Technology Manifesto

It is 2011. That's ten-plus years into the 21st century, and still the discussion of "21st Century Education" is in its formative phase. A quick Google search returns about 649,000 results, and you will find almost that many different opinions. From the futurists shouting that we will soon all be cyborgs (yes, I've actually seen presentations like that) to the more traditional educators trying to simply figure out how to use computers in the classroom, there is a sense that things are changing (or should be changing).


These changes, which I think feel more sudden to many educators than they actually are, are a cause of anxiety. Schools are throwing money at the problem, buying hardware simply for the sake of saying that they have hardware. Teachers are scared that their entire careers have not prepared them for the way that students actually learn, and frightened that their lack of technological skills (whether perceived or real) will have negative consequences for their career. Students (at least mine) don't really understand what is going on around them, all they know is that email is for old people and the computers at school are slow and useless.


This problem of updating our system of education is complex, hence the myriad opinions on the topic. It is because of that complexity that so many schools focus on buying hardware. Changing hundreds of years of pedagogical practice is difficult. As a teacher, I can admit that it's unsettling to be told that I am doing everything wrong, that I need to change my methods to adequately prepare my students for the future. It is much easier to purchase some interactive whiteboards and throw laptops in front of the students than to really address the issues. Not that this is entirely bad, of course. Students do in fact need 21st century tools if they are going to learn 21st century skills. The difficulty seems to be in straddling the line between abstract theories about the future of education and the hardware decisions that need to be made at the ground-level. When making those hardware decisions, it is easy to become myopic and focused on what brand of laptops to purchase, losing sight of the bigger picture.

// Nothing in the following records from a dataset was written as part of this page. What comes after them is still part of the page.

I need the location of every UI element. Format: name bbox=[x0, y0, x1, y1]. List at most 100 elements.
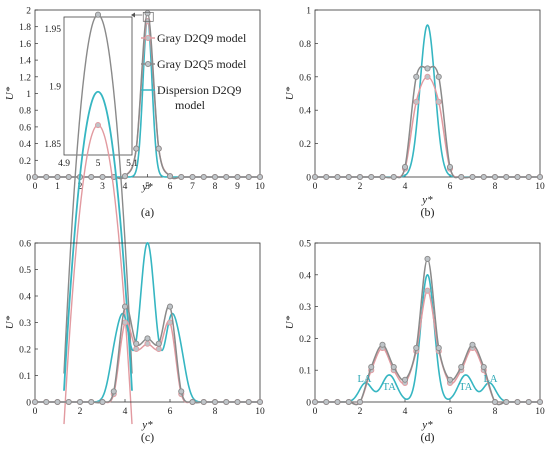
inset-zoom: 4.9 5 5.1 1.85 1.9 1.95 bbox=[44, 11, 138, 425]
legend-label-dispersion-d2q9: Dispersion D2Q9 bbox=[157, 83, 241, 97]
x-tick-label: 10 bbox=[255, 182, 265, 192]
data-point-gray-d2q5 bbox=[469, 173, 476, 181]
data-point-gray-d2q5 bbox=[43, 173, 50, 181]
data-point-gray-d2q5 bbox=[189, 173, 196, 181]
inset-series-dispersion-d2q9 bbox=[63, 90, 133, 391]
y-tick-label: 0.5 bbox=[19, 266, 31, 276]
y-tick-label: 0.6 bbox=[19, 240, 31, 250]
x-tick-label: 1 bbox=[55, 182, 60, 192]
y-tick-label: 0.1 bbox=[299, 367, 311, 377]
y-axis-label: U* bbox=[284, 86, 296, 100]
series-gray-d2q9-line bbox=[315, 289, 540, 406]
data-point-gray-d2q5 bbox=[234, 173, 241, 181]
data-point-gray-d2q5 bbox=[424, 65, 431, 72]
data-point-gray-d2q5 bbox=[144, 10, 151, 17]
x-tick-label: 8 bbox=[213, 407, 218, 417]
data-point-gray-d2q5 bbox=[121, 303, 129, 310]
data-point-gray-d2q5 bbox=[401, 376, 409, 383]
y-axis-label: U* bbox=[4, 315, 16, 329]
y-tick-label: 0.8 bbox=[299, 40, 311, 50]
y-tick-label: 0.5 bbox=[299, 240, 311, 250]
x-tick-label: 4 bbox=[123, 407, 128, 417]
data-point-gray-d2q5 bbox=[334, 173, 341, 181]
plot-frame bbox=[314, 242, 541, 403]
data-point-gray-d2q5 bbox=[390, 173, 397, 181]
legend-label-gray-d2q9: Gray D2Q9 model bbox=[157, 31, 247, 45]
data-point-gray-d2q5 bbox=[323, 173, 330, 181]
data-point-gray-d2q5 bbox=[133, 145, 140, 152]
x-tick-label: 6 bbox=[168, 407, 173, 417]
data-point-gray-d2q5 bbox=[88, 398, 95, 406]
data-point-gray-d2q5 bbox=[345, 398, 352, 406]
y-tick-label: 0.4 bbox=[19, 293, 31, 303]
data-point-gray-d2q9 bbox=[144, 340, 151, 347]
x-tick-label: 0 bbox=[33, 182, 38, 192]
x-tick-label: 8 bbox=[493, 407, 498, 417]
y-tick-label: 0.3 bbox=[19, 319, 31, 329]
data-point-gray-d2q5 bbox=[166, 303, 174, 310]
annotation-label: TA bbox=[383, 382, 397, 393]
series-dispersion-d2q9-line bbox=[314, 24, 540, 178]
data-point-gray-d2q5 bbox=[31, 173, 39, 181]
zoom-region-marker bbox=[142, 11, 154, 22]
data-point-gray-d2q5 bbox=[144, 335, 151, 342]
data-point-gray-d2q5 bbox=[356, 173, 364, 181]
x-tick-label: 6 bbox=[448, 182, 453, 192]
x-tick-label: 4 bbox=[123, 182, 128, 192]
series-gray-d2q9-line bbox=[314, 76, 540, 179]
y-tick-label: 0.4 bbox=[299, 107, 311, 117]
data-point-gray-d2q5 bbox=[99, 398, 106, 406]
inset-frame bbox=[63, 16, 133, 156]
data-point-gray-d2q5 bbox=[536, 173, 544, 181]
data-point-gray-d2q5 bbox=[189, 398, 196, 406]
data-point-gray-d2q5 bbox=[334, 398, 341, 406]
data-point-gray-d2q5 bbox=[413, 344, 420, 351]
x-tick-label: 0 bbox=[33, 407, 38, 417]
panel-label: (a) bbox=[141, 205, 154, 219]
x-tick-label: 10 bbox=[255, 407, 265, 417]
inset-x-tick-label: 5 bbox=[96, 159, 101, 169]
chart-panel-3: 0 2 4 6 8 10 0 0.1 0.2 0.3 0.4 0.5 0.6 y* U* (c) bbox=[4, 240, 265, 445]
data-point-gray-d2q5 bbox=[446, 376, 454, 383]
y-tick-label: 1 bbox=[306, 7, 311, 17]
x-tick-label: 4 bbox=[403, 182, 408, 192]
x-tick-label: 5 bbox=[145, 182, 150, 192]
data-point-gray-d2q5 bbox=[469, 341, 476, 348]
x-tick-label: 2 bbox=[358, 182, 363, 192]
inset-series-gray-d2q9 bbox=[63, 124, 133, 425]
y-axis-label: U* bbox=[284, 315, 296, 329]
y-tick-label: 0.4 bbox=[19, 140, 31, 150]
x-tick-label: 6 bbox=[168, 182, 173, 192]
x-tick-label: 2 bbox=[78, 182, 83, 192]
legend-marker bbox=[144, 60, 152, 68]
x-tick-label: 6 bbox=[448, 407, 453, 417]
inset-peak-point bbox=[94, 11, 102, 18]
data-point-gray-d2q5 bbox=[401, 163, 409, 171]
y-tick-label: 1 bbox=[26, 90, 31, 100]
y-tick-label: 0.8 bbox=[19, 107, 31, 117]
data-point-gray-d2q5 bbox=[155, 145, 162, 152]
data-point-gray-d2q5 bbox=[491, 173, 499, 181]
data-point-gray-d2q5 bbox=[88, 173, 95, 181]
data-point-gray-d2q5 bbox=[390, 363, 397, 371]
data-point-gray-d2q5 bbox=[99, 173, 106, 181]
data-point-gray-d2q5 bbox=[368, 173, 375, 181]
x-tick-label: 2 bbox=[358, 407, 363, 417]
x-tick-label: 9 bbox=[235, 182, 240, 192]
data-point-gray-d2q5 bbox=[536, 398, 544, 406]
y-tick-label: 1.4 bbox=[19, 57, 31, 67]
inset-y-tick-label: 1.85 bbox=[44, 140, 61, 150]
data-point-gray-d2q5 bbox=[223, 398, 230, 406]
data-point-gray-d2q9 bbox=[424, 73, 431, 80]
x-tick-label: 0 bbox=[313, 182, 318, 192]
data-point-gray-d2q5 bbox=[525, 173, 532, 181]
data-point-gray-d2q5 bbox=[245, 173, 252, 181]
data-point-gray-d2q5 bbox=[76, 398, 84, 406]
y-tick-label: 0 bbox=[26, 399, 31, 409]
data-point-gray-d2q9 bbox=[155, 345, 162, 353]
data-point-gray-d2q9 bbox=[133, 345, 140, 353]
zoom-arrowhead bbox=[131, 12, 135, 18]
x-tick-label: 3 bbox=[100, 182, 105, 192]
data-point-gray-d2q5 bbox=[514, 398, 521, 406]
x-tick-label: 7 bbox=[190, 182, 195, 192]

Here is what schools should focus on:



  • Fast, reliable, always-available Internet access for teachers and students

  • The ability for students to immediately research any question or problem posed by the teacher

  • The ability for the teacher to immediately share items with students (webpages, presentations, etc.)

  • The ability for students to create projects in class.

  • The ability for students to immediately share items they have created with their classmates and teachers

  • The ability for teachers and students to communicate and collaborate with each other in real-time, both in and out of the classroom

  • Fast, reliable hardware with which to accomplish the above.


Notice the list contains infrastructure requirements first, abilities second, and hardware third. Those abilities, accomplished at the intersection of infrastructure, software, and hardware are the key. I listed the hardware last because it is in many ways the least significant detail, yet the one that gets the most attention from administration. It's not that the hardware does not matter. But the hardware only matters to the extent that it helps to accomplish the above. Whether it's Windows, OS X, or iOS on those devices is inconsequential if it enables the students and teachers to accomplish these goals.1


The futurists may be correct that everything about education needs to change in the near future, but small, tangible steps are going to bring that change. It is important that those steps are taken thoughtfully.


 


 



  1. Of course, I have my own views on what hardware is ideal, but I'll save that discussion for later posts.